Occludin was the first transmembrane TJ protein discovered and is a 522-amino-acid protein of 55.9 kDa, and like the claudins, has four transmembrane domains [76]. However, the sequence and structure of occludin is sufficiently distinct from claudins, suggesting a unique role of this protein in tight junctions. A second gene product, tricellulin or MARVEL D2, has recently been identified as a 555-amino acid protein localized specifically at regions where three cells make contact [76]. Tricellulin and occludin share homology in the MARVEL domain across the tetra-transmembrane regions. MAL and related proteins for vesicle trafficking and membrane link or MARVEL domains are present in vesicle transport proteins such as MAL, which are essential for apical trafficking of membrane and secretory proteins in epithelia and also in the neural vesicle proteins synaptophysin and synaptogyrin [77]. In epithelial cells, occludin is enriched at bicellular junctions, while tricellulin is enriched at tricellular junctions; however, upon knockdown of occludin, tricellulin can be observed at bicellular junctions, which suggests occludin normally restricts tricellulin localization [78]. Little is known about tricellulin in endothelial cells, so this chapter’s primary focus will be on occludin.

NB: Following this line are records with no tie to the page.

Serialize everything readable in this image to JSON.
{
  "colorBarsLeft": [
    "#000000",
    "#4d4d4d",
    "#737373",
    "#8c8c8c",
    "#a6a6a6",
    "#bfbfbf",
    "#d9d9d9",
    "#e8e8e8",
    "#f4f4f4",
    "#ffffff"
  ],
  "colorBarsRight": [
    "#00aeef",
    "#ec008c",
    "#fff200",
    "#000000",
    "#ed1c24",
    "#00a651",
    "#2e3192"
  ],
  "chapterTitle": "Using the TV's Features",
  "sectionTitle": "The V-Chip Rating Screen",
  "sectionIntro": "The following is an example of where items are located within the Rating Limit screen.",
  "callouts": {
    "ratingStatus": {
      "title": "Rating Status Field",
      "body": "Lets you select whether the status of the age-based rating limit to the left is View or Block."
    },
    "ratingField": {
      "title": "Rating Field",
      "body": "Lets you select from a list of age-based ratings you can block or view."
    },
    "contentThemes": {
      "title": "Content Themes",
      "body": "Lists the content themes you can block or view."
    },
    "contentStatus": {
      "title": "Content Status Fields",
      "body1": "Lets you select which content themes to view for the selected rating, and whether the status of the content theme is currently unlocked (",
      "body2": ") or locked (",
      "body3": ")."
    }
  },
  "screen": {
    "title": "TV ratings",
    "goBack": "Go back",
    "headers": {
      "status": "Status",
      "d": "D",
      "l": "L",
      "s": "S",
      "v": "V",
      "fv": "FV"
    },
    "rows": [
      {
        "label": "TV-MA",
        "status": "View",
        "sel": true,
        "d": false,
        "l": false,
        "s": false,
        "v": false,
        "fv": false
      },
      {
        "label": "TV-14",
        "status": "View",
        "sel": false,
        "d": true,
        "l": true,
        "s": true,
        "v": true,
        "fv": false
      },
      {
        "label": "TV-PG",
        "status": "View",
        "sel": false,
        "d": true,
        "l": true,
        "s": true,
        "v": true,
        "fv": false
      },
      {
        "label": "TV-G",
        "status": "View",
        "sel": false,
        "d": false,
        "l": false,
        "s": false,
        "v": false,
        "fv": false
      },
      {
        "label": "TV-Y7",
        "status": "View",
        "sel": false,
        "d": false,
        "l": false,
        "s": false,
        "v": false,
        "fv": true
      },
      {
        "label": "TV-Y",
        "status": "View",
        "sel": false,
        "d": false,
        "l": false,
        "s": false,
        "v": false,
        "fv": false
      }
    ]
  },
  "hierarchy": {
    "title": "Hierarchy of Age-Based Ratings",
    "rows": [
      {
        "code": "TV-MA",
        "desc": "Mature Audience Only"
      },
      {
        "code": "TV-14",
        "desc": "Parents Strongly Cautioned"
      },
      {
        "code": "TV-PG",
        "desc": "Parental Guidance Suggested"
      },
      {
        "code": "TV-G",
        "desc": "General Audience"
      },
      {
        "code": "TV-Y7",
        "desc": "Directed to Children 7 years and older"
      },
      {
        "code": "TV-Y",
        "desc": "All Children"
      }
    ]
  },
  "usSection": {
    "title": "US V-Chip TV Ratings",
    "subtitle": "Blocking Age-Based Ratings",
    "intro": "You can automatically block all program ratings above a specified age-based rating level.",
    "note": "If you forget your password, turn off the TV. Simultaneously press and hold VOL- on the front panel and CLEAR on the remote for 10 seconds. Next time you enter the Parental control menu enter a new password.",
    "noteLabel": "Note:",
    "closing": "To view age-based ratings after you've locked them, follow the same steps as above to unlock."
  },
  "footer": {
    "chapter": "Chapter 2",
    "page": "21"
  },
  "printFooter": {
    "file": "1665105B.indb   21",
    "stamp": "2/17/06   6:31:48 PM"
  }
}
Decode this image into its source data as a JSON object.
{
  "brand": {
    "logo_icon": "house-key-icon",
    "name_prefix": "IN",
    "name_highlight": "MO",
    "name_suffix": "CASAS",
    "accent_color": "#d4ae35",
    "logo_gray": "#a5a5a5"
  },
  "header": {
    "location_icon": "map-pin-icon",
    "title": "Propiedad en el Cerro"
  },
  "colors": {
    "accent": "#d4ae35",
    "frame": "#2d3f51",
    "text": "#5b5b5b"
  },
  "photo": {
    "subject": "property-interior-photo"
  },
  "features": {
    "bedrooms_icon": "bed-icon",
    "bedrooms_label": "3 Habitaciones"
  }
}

Occludin content at the TJ correlates with barrier properties such that occludin is higher in cells with a tighter barrier, such as arterial endothelial cells and brain and retinal endothelium, and lower in cells known to have a more permeable barrier, such as venous endothelial cells and endothelial cells of nonneuronal tissues [79, 80] (Fig. 2). However, occludin does not provide a structural barrier for the tight junctions as do the claudins. Occludin knockout mice are viable and appear to form TJs but exhibit a number of abnormalities, including postnatal growth retardation, abnormalities in the testis leading to male infertility, and inability of females to suckle their young. Additionally, salivary gland abnormalities, thinning of compact bone, brain calcium deposits, chronic gastritis, and hyperplasia of the gastric epithelium are all a consequence of occludin gene deletion in mice [81, 82]. While a large number of additional studies including siRNA and overexpression studies suggest occludin contributes to barrier properties in a host of cell types (reviewed in ref. 2), the role of occludin in the barrier has remained difficult to understand. Recent studies suggest that occludin might not provide a direct structural component to the tight junction complex but rather act as a regulator of barrier properties.